0

Using Elasticsearch curator, how do I delete all indices matching a pattern, except for the newest?

I tried using filtertype: age but it does not seem to do what I need.

Val
  • 207,596
  • 13
  • 358
  • 360
RFI
  • 3
  • 2

3 Answers3

2

Here is an example code which you can use to delete the indices which are older than 14 days assuming your index name have the date in it. You can get more information on the below link https://docs.aws.amazon.com/elasticsearch-service/latest/developerguide/curator.html

import os
import sys
import json, io, boto3
import time, datetime
import curator
from elasticsearch import Elasticsearch, RequestsHttpConnection
from requests_aws4auth import AWS4Auth
import boto3

esEndPoint = ES_HOST # Add the ElasticSearch host.
region = REGION # Region where the ElasticSearch is present.
service = 'es'
credentials = boto3.Session().get_credentials()
awsauth = AWS4Auth(credentials.access_key, credentials.secret_key, region, service, session_token=credentials.token)

def lambda_handler(event, context):
    esClient = connectES(esEndPoint)
    index_list = curator.IndexList(esClient)
    index_list.filter_by_age(source='name', direction='older', timestring='%Y.%m.%d', unit='days', unit_count=14)
    print(index_list.indices)
    if index_list.indices:
        curator.DeleteIndices(index_list).do_action() # Delete the indices

def connectES(esEndPoint): 
    # Function used to connect to ES
    try:
        es = Elasticsearch(
            hosts=[{'host': esEndPoint, 'port': 443}],
            http_auth=awsauth,
            use_ssl=True,
            verify_certs=True,
            connection_class=RequestsHttpConnection
        )
        return es
    except Exception as E:
        print("Unable to connect to {0}".format(esEndPoint))
        print(E)
Trilok Nagvenkar
  • 896
  • 9
  • 14
1

You need two filters: pattern (to match the indexes you want to delete) and age (to specify the age of the indexes to delete).

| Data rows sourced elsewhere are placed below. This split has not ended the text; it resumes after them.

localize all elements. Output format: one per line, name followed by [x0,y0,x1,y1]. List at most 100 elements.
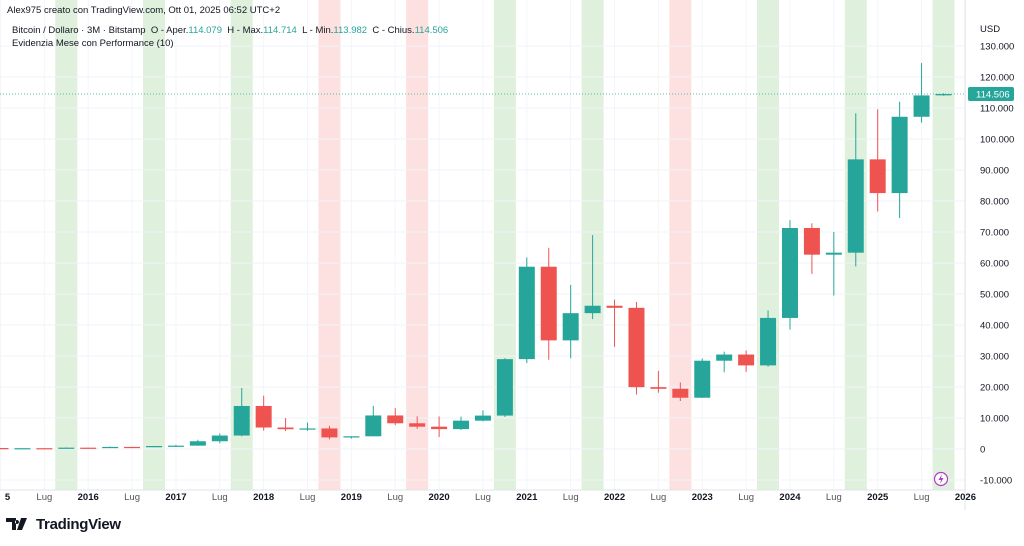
time-tick-label: 2021 [516,492,538,503]
logo-text: TradingView [36,516,121,533]
candle-body [869,159,886,194]
candle-body [36,448,53,450]
candle-body [496,359,513,416]
highlight-band [230,0,253,490]
candle-body [167,445,184,447]
candle-body [321,428,338,438]
highlight-band [932,0,955,490]
time-tick-label: 2024 [779,492,801,503]
candle-body [14,448,31,450]
candle-body [409,423,426,427]
candle-body [847,159,864,253]
candle-body [518,266,535,360]
price-tick-label: 80.000 [980,197,1009,208]
candle-body [891,116,908,194]
open-value: 114.079 [188,25,222,36]
price-tick-label: 60.000 [980,259,1009,270]
time-tick-label: 2017 [165,492,186,503]
time-tick-label: Lug [36,492,52,503]
time-tick-label: Lug [124,492,140,503]
time-tick-label: Lug [914,492,930,503]
highlight-band [757,0,780,490]
symbol-title[interactable]: Bitcoin / Dollaro · 3M · Bitstamp [12,25,146,36]
candle-body [716,354,733,361]
currency-label: USD [980,24,1000,35]
candle-body [80,447,97,449]
legend: Bitcoin / Dollaro · 3M · Bitstamp O - Ap… [12,24,448,50]
price-tick-label: 30.000 [980,352,1009,363]
highlight-band [318,0,341,490]
price-tick-label: 100.000 [980,135,1014,146]
candle-body [255,405,272,428]
time-tick-label: Lug [650,492,666,503]
candle-body [365,415,382,437]
price-tick-label: 40.000 [980,321,1009,332]
time-tick-label: Lug [212,492,228,503]
candle-body [343,436,360,438]
time-tick-label: 2025 [867,492,889,503]
time-tick-label: 2022 [604,492,625,503]
candle-body [825,252,842,255]
candle-body [694,360,711,398]
candle-body [672,388,689,398]
price-tick-label: 90.000 [980,166,1009,177]
low-label: L - Min. [302,25,334,36]
last-price-badge [968,87,1014,102]
candle-body [913,95,930,117]
candle-body [781,228,798,318]
candle-body [387,415,404,424]
last-price-label: 114.506 [976,90,1010,101]
time-tick-label: Lug [563,492,579,503]
candle-body [277,427,294,430]
high-label: H - Max. [227,25,264,36]
price-tick-label: 130.000 [980,42,1014,53]
candle-body [189,441,206,446]
price-tick-label: -10.000 [980,476,1012,487]
lightning-glyph-icon [938,474,944,484]
candle-body [124,446,141,449]
price-tick-label: 50.000 [980,290,1009,301]
highlight-band [669,0,692,490]
candle-body [0,448,9,450]
highlight-band [406,0,429,490]
candle-body [584,305,601,314]
highlight-band [55,0,78,490]
candle-body [58,447,75,449]
time-tick-label: Lug [300,492,316,503]
close-label: C - Chius. [372,25,415,36]
time-tick-label: 2019 [341,492,362,503]
price-tick-label: 70.000 [980,228,1009,239]
candle-body [474,415,491,421]
candle-body [738,354,755,366]
high-value: 114.714 [263,25,297,36]
price-tick-label: 10.000 [980,414,1009,425]
candle-body [431,426,448,430]
time-tick-label: 2026 [955,492,976,503]
time-tick-label: Lug [826,492,842,503]
candle-body [540,266,557,341]
author-credit: Alex975 creato con TradingView.com, Ott … [7,5,281,16]
time-tick-label: 2016 [78,492,99,503]
time-tick-label: Lug [738,492,754,503]
price-tick-label: 110.000 [980,104,1014,115]
candle-body [102,446,119,449]
price-tick-label: 20.000 [980,383,1009,394]
candle-body [606,305,623,308]
candle-body [760,317,777,366]
close-value: 114.506 [414,25,449,36]
candle-body [453,420,470,430]
time-tick-label: 2020 [429,492,450,503]
candle-body [211,435,228,442]
tradingview-logo-icon [6,517,27,530]
price-tick-label: 0 [980,445,985,456]
tradingview-logo[interactable]: TradingView [6,516,121,533]
candle-body [299,428,316,430]
open-label: O - Aper. [150,25,189,36]
time-tick-label: 5 [5,492,11,503]
indicator-label[interactable]: Evidenzia Mese con Performance (10) [12,38,174,49]
price-tick-label: 120.000 [980,73,1014,84]
highlight-band [143,0,166,490]
candle-body [146,446,163,448]
candle-body [233,405,250,436]
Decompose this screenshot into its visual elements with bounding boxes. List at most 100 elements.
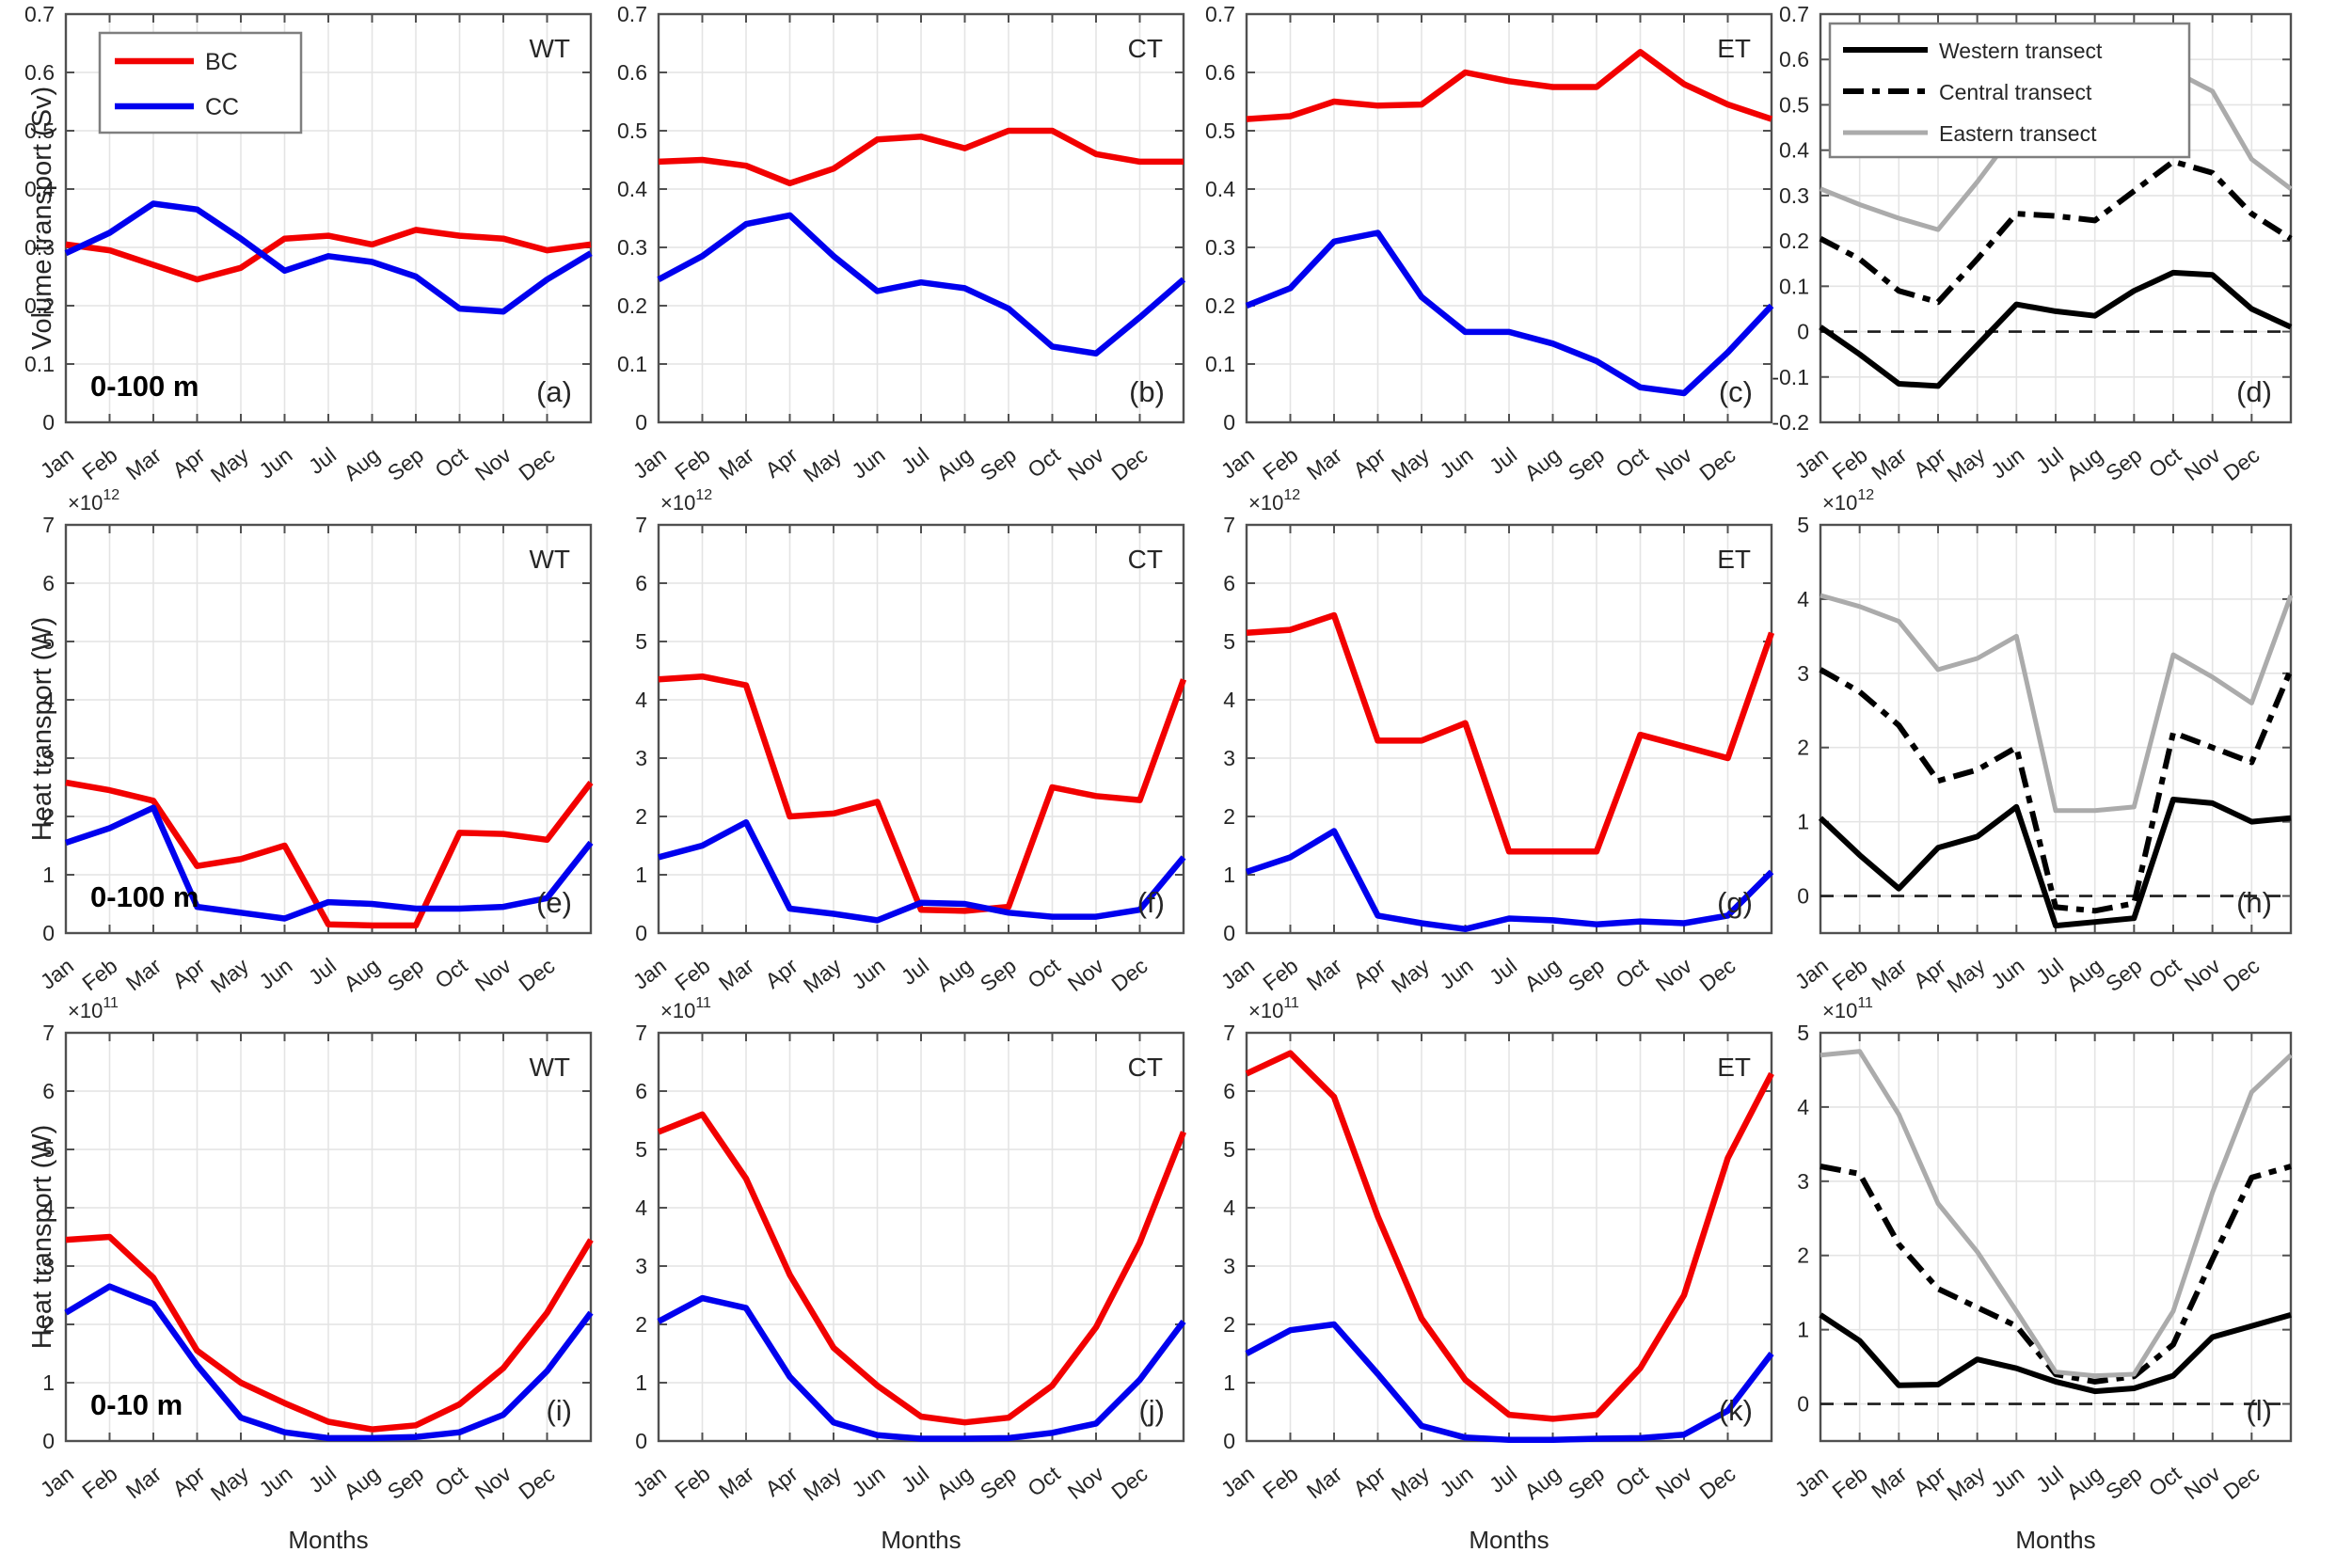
y-tick-label: 0.1 <box>1205 352 1235 376</box>
y-tick-label: 3 <box>635 746 647 770</box>
y-tick-label: 0.2 <box>617 293 647 318</box>
series-bc <box>65 779 594 929</box>
transect-tag: WT <box>529 1053 570 1082</box>
y-tick-label: 0 <box>1797 884 1809 909</box>
legend-label: Western transect <box>1939 39 2103 63</box>
y-tick-label: 4 <box>635 688 647 712</box>
y-tick-label: 4 <box>635 1196 647 1220</box>
panel-letter: (h) <box>2236 886 2272 919</box>
series-eastern-transect <box>1820 593 2294 814</box>
transect-tag: WT <box>529 34 570 63</box>
y-tick-label: 7 <box>635 1021 647 1045</box>
depth-label: 0-100 m <box>90 880 199 913</box>
y-tick-label: 2 <box>42 804 55 829</box>
y-tick-label: 2 <box>1797 736 1809 760</box>
panel-c: 0.7 0.6 0.5 0.4 0.3 0.2 0.1 0 Jan Feb Mar Apr May Jun… <box>1171 0 1790 568</box>
x-tick-label: Oct <box>2144 1461 2186 1501</box>
x-tick-label: Sep <box>383 1461 428 1504</box>
legend-label: Central transect <box>1939 80 2092 104</box>
y-tick-label: 1 <box>1797 1318 1809 1342</box>
series-central-transect <box>1819 667 2294 914</box>
x-tick-label: Dec <box>2218 1461 2264 1504</box>
y-tick-label: 3 <box>42 1254 55 1278</box>
y-tick-label: 0 <box>635 410 647 435</box>
x-tick-label: Apr <box>167 1461 209 1501</box>
series-central-transect <box>1819 158 2293 306</box>
y-tick-label: 6 <box>42 571 55 595</box>
x-tick-label: Mar <box>121 1461 166 1503</box>
panel-d-chart: 0.70.60.50.40.30.20.10-0.1-0.2JanFebMarA… <box>1772 2 2293 487</box>
x-tick-label: Jan <box>36 1461 78 1501</box>
x-tick-label: Apr <box>1909 1461 1950 1501</box>
panel-letter: (g) <box>1717 886 1753 919</box>
y-tick-label: 6 <box>635 571 647 595</box>
axis-exponent: ×1011 <box>1248 995 1299 1022</box>
y-tick-label: 1 <box>42 863 55 887</box>
panel-k: 7 6 5 4 3 2 1 0 Jan Feb Mar Apr May Jun Jul Aug Sep Oct No… <box>1171 981 1790 1568</box>
axis-exponent: ×1011 <box>68 995 119 1022</box>
y-tick-label: 6 <box>635 1079 647 1103</box>
y-tick-label: 0.3 <box>1779 183 1809 208</box>
y-tick-label: 4 <box>1223 1196 1235 1220</box>
y-tick-label: 0 <box>1797 1392 1809 1417</box>
x-tick-label: Feb <box>1828 1461 1872 1503</box>
y-tick-label: 0.5 <box>24 119 55 143</box>
x-tick-label: Aug <box>931 1461 977 1504</box>
series-bc <box>1246 49 1773 122</box>
y-tick-label: 0 <box>1797 320 1809 344</box>
panel-g: 7 6 5 4 3 2 1 0 Jan Feb Mar Apr May Jun Jul Aug Sep Oct No… <box>1171 473 1790 1079</box>
series-western-transect <box>1819 269 2293 389</box>
x-tick-label: Jan <box>1216 1461 1259 1501</box>
y-tick-label: 4 <box>1797 587 1809 611</box>
series-bc <box>658 673 1187 914</box>
axis-exponent: ×1012 <box>68 487 119 515</box>
y-tick-label: 0.1 <box>1779 274 1809 298</box>
panel-letter: (c) <box>1719 375 1753 408</box>
y-tick-label: 0 <box>42 921 55 945</box>
series-bc <box>657 1111 1187 1426</box>
series-bc <box>65 1233 594 1433</box>
x-tick-label: May <box>1387 1461 1435 1506</box>
panel-f: 7 6 5 4 3 2 1 0 Jan Feb Mar Apr May Jun Jul Aug Sep Oct No… <box>583 473 1202 1079</box>
axis-exponent: ×1012 <box>1248 487 1300 515</box>
y-tick-label: 0.5 <box>1779 92 1809 117</box>
transect-tag: CT <box>1128 34 1163 63</box>
panel-letter: (j) <box>1138 1394 1165 1427</box>
y-tick-label: 4 <box>1797 1095 1809 1119</box>
x-tick-label: Nov <box>470 1461 516 1504</box>
xlabel-months-col4: Months <box>2015 1526 2096 1554</box>
x-tick-label: Feb <box>1258 1461 1302 1503</box>
series-bc <box>1245 1050 1774 1422</box>
series-cc <box>1245 230 1774 397</box>
y-tick-label: 0.7 <box>617 2 647 26</box>
y-tick-label: 7 <box>1223 1021 1235 1045</box>
y-tick-label: 0.1 <box>24 352 55 376</box>
y-tick-label: 3 <box>1223 1254 1235 1278</box>
y-tick-label: 0.7 <box>1205 2 1235 26</box>
y-tick-label: 0 <box>635 1429 647 1453</box>
y-tick-label: 0.4 <box>617 177 647 201</box>
axis-exponent: ×1011 <box>660 995 711 1022</box>
y-tick-label: 3 <box>1797 1169 1809 1194</box>
x-tick-label: May <box>799 1461 847 1506</box>
y-tick-label: 3 <box>1797 661 1809 686</box>
y-tick-label: 7 <box>42 1021 55 1045</box>
panel-j: 7 6 5 4 3 2 1 0 Jan Feb Mar Apr May Jun Jul Aug Sep Oct No… <box>583 981 1202 1568</box>
panel-letter: (e) <box>536 886 572 919</box>
series-western-transect <box>1819 1312 2292 1395</box>
y-tick-label: 0.3 <box>24 235 55 260</box>
x-tick-label: Jul <box>897 1461 933 1497</box>
y-tick-label: 5 <box>1223 629 1235 654</box>
y-tick-label: 0 <box>42 1429 55 1453</box>
y-tick-label: 7 <box>1223 513 1235 537</box>
series-cc <box>64 200 593 315</box>
y-tick-label: 0.6 <box>24 60 55 85</box>
panel-l: 5 4 3 2 1 0 Jan Feb Mar Apr May Jun Jul Aug Sep Oct Nov D… <box>1745 981 2310 1568</box>
y-tick-label: 0.6 <box>1205 60 1235 85</box>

For instance the Curator configuration below is configured to delete

  • indexes named example_dev_*
  • and which are older than 10 days

Configuration:

actions:
  1:
    action: delete_indices
    description: >-
      Delete indices older than 10 days (based on index name), for example_dev_
      prefixed indices.
    options:
      ignore_empty_list: True
      disable_action: True
    filters:
    - filtertype: pattern
      kind: prefix
      value: example_dev_
    - filtertype: age
      source: creation_date
      direction: older
      unit: days
      unit_count: 10
    - filtertype: count
      count: 1

You need to adapt both filter conditions to your needs, but that would achieve what you expect.

Val
  • 207,596
  • 13
  • 358
  • 360
  • What if the index fits the pattern and also the age, but is the only index? In that case I would not want it deleted. – RFI Sep 19 '19 at 13:53
  • How are your indexes named? if you have all your data in a single index but you only want to delete old data from that index, then Curator won't help you, you need a solution like this one instead: https://stackoverflow.com/a/57975075/4604579 – Val Sep 19 '19 at 13:55
  • Indexes are named: example_dev_1_v{increment}, for example: example_dev_1_v1, example_dev_1_v5, example_dev_2_v1, example_dev_2_v2 – RFI Sep 19 '19 at 13:57
  • The question is do you need to always delete entire indexes, or sometimes only part of the index? – Val Sep 19 '19 at 13:59
  • I need to delete the entire index that fits pattern: example_dev_1_v... except for the latest version. Note that the value after the `v` may or may not be the highest value for the latest version. Is it not possible to use Curator to delete an index based on the creation date, except for the latest one? – RFI Sep 19 '19 at 14:01
  • Based on creation date, certainly... I've updated my answer accordingly – Val Sep 19 '19 at 14:05
  • Thanks for the help. To be clear, if only one index remains and that index fits the pattern AND is older than 10 days, it would not be deleted? – RFI Sep 19 '19 at 14:07
  • The above configuration deletes any index that matches the pattern AND is older than 10 days. Even if a single index remains. It seems that what you're after is "deleting data" that is older than 10 days, not "deleting indexes" – Val Sep 19 '19 at 14:08
  • In that case, do I also need to add `count` with a value of `1` since I want to keep at least one index, even if it matched the pattern and age? – RFI Sep 19 '19 at 14:13
  • Indeed a `count` filter would do the trick. Updated my asnwer – Val Sep 19 '19 at 14:18
  • You can easily test the configuration by using the `--dry-run` switch, nothing will happen to your indices, Curator will only simulate the actions. – Val Sep 19 '19 at 14:26
  • Thanks for `--dry-run`, it seems your answer solves my needs. Thanks for the help. – RFI Sep 19 '19 at 14:46
0

I suggest using the count filter after the pattern filter. Be sure to play with exclude true/false and dry-runs until it does what you expect.

untergeek
  • 863
  • 4
  • 13